We returned to our apartment in Cambridge yesterday after a long weekend away, and I felt a familiar longing. I turned to my husband and asked him if he felt like our home in Cambridge, was indeed ‘home’.
Because I don’t. Not always. Despite my work and church and friends and general life being here, the sense of ‘home’, of ‘belonging’ still seems to be just out of reach. I don’t feel this daily – I feel this when I return from being away. Because usually when I’ve been away, I realize no one knew I was gone.
Home is a place that when you return, people knew you were gone. They welcome you back. But in Cambridge, no one ever knows we’re gone.
Almost two years ago I was introduced to the word ‘Saudade‘. I learned of the word from my husband, who in turn learned it from a Brazilian friend. I immediately came to love and rely on this word to express that peculiar longing that I never had words to express. I used it in writing. I used it in speaking. I particularly used it when connecting with immigrants and refugees through my job.
Saudade is described as “a vague and constant desire for something that does not and probably cannot exist, for something other than the present, a turning towards the past or towards the future; not an active discontent or poignant sadness but an indolent dreaming wistfulness.” – In Portugal of 1912, A. F. G. Bell
This is what I felt yesterday as we returned.
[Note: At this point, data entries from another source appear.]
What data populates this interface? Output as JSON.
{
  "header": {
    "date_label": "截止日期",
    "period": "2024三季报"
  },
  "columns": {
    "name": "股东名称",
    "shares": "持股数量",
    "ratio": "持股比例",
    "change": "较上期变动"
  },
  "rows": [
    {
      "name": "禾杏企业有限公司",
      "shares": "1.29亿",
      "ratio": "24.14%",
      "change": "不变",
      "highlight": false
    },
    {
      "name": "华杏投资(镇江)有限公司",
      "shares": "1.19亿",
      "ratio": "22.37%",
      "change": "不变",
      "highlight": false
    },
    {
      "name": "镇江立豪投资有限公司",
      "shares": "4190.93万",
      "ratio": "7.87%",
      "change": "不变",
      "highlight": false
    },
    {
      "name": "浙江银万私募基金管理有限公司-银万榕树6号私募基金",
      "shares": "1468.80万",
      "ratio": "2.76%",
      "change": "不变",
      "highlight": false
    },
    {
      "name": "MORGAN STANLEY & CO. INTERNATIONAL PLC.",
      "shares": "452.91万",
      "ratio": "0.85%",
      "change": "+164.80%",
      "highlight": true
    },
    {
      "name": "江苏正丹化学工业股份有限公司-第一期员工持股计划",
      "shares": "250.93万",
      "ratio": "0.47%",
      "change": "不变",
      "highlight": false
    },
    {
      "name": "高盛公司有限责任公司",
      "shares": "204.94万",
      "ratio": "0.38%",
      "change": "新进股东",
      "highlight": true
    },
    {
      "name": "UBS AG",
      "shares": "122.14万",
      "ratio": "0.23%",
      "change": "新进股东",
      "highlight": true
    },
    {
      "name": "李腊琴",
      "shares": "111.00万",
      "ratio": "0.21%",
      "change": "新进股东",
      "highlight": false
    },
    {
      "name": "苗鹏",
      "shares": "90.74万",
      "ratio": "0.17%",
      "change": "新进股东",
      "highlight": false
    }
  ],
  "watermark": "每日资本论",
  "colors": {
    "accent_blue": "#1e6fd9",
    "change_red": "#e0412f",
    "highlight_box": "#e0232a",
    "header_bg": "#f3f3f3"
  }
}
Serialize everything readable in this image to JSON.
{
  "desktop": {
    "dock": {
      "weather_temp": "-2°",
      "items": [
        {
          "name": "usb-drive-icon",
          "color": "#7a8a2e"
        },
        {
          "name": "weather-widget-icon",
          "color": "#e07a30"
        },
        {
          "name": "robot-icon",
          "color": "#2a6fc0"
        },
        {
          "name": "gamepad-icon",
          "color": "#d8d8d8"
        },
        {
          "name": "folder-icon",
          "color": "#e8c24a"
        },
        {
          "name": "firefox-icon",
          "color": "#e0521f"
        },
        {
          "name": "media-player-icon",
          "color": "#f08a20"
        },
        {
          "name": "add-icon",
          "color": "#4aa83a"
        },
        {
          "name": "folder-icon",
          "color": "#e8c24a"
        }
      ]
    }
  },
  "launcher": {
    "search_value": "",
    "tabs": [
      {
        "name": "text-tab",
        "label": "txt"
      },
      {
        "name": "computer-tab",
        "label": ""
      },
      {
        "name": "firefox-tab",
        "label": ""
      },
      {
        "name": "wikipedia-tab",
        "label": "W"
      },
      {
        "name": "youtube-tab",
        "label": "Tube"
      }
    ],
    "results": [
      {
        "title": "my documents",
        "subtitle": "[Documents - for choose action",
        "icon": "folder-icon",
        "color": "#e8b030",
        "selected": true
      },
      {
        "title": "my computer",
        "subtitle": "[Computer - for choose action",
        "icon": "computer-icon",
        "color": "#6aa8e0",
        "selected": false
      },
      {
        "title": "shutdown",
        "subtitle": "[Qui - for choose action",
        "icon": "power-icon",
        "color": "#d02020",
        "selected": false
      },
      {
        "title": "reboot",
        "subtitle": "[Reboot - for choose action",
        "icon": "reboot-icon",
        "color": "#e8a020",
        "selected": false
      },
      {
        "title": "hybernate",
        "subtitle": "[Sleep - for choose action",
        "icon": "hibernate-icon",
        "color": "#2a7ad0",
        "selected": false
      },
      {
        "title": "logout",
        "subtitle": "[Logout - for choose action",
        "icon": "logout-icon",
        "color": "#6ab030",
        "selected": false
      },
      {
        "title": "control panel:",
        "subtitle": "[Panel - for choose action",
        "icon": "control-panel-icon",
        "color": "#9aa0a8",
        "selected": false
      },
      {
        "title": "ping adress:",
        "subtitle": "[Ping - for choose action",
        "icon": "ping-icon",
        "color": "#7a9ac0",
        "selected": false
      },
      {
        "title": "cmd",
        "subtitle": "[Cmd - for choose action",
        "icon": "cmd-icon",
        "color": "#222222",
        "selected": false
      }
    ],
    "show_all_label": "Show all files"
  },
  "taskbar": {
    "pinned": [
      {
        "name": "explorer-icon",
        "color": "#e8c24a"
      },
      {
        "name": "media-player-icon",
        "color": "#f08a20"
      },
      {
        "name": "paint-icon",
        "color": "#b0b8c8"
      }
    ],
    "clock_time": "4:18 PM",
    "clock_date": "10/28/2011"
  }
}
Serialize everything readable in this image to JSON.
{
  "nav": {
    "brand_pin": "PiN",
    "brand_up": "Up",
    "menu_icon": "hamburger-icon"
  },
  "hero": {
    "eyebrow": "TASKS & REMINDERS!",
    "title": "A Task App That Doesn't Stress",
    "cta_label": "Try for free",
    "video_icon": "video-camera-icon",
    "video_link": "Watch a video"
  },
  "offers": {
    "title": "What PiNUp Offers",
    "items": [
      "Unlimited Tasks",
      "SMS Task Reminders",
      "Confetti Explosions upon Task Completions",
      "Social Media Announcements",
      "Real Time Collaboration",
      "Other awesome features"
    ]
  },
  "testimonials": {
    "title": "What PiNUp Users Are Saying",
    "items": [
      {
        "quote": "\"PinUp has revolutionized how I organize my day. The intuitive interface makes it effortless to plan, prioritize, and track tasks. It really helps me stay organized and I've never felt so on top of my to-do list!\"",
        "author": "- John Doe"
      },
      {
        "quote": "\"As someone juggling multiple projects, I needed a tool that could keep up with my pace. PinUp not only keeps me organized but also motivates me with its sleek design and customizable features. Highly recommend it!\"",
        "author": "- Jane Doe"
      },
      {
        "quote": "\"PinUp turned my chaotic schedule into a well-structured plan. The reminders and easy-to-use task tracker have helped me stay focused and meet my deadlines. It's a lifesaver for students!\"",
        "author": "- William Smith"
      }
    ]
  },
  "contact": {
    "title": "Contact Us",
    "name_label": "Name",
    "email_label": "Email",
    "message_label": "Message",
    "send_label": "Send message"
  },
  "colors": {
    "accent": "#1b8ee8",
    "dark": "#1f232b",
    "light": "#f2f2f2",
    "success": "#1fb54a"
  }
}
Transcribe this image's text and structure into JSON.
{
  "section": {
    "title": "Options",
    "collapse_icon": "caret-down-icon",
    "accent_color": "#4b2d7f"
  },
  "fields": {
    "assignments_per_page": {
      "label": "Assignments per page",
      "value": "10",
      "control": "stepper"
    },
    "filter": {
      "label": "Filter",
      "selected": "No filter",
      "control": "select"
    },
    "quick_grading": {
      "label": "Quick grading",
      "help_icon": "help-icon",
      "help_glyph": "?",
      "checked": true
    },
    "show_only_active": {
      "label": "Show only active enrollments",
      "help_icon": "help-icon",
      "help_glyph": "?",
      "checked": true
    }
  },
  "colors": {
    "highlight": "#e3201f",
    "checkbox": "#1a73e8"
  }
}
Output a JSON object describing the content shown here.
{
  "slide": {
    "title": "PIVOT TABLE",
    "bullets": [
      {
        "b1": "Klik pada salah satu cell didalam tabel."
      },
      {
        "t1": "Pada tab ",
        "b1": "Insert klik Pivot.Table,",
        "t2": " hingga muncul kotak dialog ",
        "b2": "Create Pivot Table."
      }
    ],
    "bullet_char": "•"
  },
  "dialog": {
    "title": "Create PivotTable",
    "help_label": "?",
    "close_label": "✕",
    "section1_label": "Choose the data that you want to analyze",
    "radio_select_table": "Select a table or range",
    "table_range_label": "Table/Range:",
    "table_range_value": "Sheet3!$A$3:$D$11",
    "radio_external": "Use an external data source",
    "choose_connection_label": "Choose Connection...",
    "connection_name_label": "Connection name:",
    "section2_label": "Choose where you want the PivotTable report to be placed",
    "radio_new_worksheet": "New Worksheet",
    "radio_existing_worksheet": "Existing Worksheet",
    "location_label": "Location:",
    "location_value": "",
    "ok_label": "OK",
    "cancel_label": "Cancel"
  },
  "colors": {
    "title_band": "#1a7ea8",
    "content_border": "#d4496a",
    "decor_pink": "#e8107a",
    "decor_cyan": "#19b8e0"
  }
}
Once again I had saudade.
Ute Limacher, in a beautiful piece written for the series Painting Pictures, says that we can have ‘saudade’ for people, for places, and for moments. I’ve felt all three of these, sometimes all at the same time.
I have come to realize that this saudade, this ‘indolent wistfulness’ will never be completely gone, and I’ve also come to be okay with this. It is a longing that nothing on this earth will ever fully meet. I have my moments of feeling completely at home, feeling like I belong, even as I ache for what I can no longer have, places I can no longer live, people I will no longer see. In a beautiful piece called “Saudade – a Song for the Modern Soul” Rachel Pieh Jones writes: “There is a peace and joy in belonging and an ache for what is not, for what can no longer be.”
As a Christian, perhaps the biggest mistake I could ever make is being too at home in this world, all my longings met, wrapped up in the temporal.
For beyond the reminders of worlds and lives past, saudade is the reminder of another world, another longing not yet realized. A reminder of a world where there will be no more sadness,where tears will be wiped from our eyes, where a lion and a lamb, earthly enemies, will lie down in peace.
So I’m coming to delight in this saudade, to recognize it for the gift that it is. I don’t want to fill it with something false, a shadow comfort of what is real. I want to live each day, accepting the inevitable saudade that comes — sometimes forcefully, sometimes quietly. C.S. Lewis says that if we “find in [ourselves] desires which nothing in this world can satisfy, the only logical explanation is that [we] were made for another world.”
In saudade I recognize that I was made for another world.
Today is a new day. I am back to a routine and grateful for this routine. I feel at home in my skin and surroundings, and it is all the more precious because of saudade.
What about you? Do you find yourself with longings that will never be met in this world?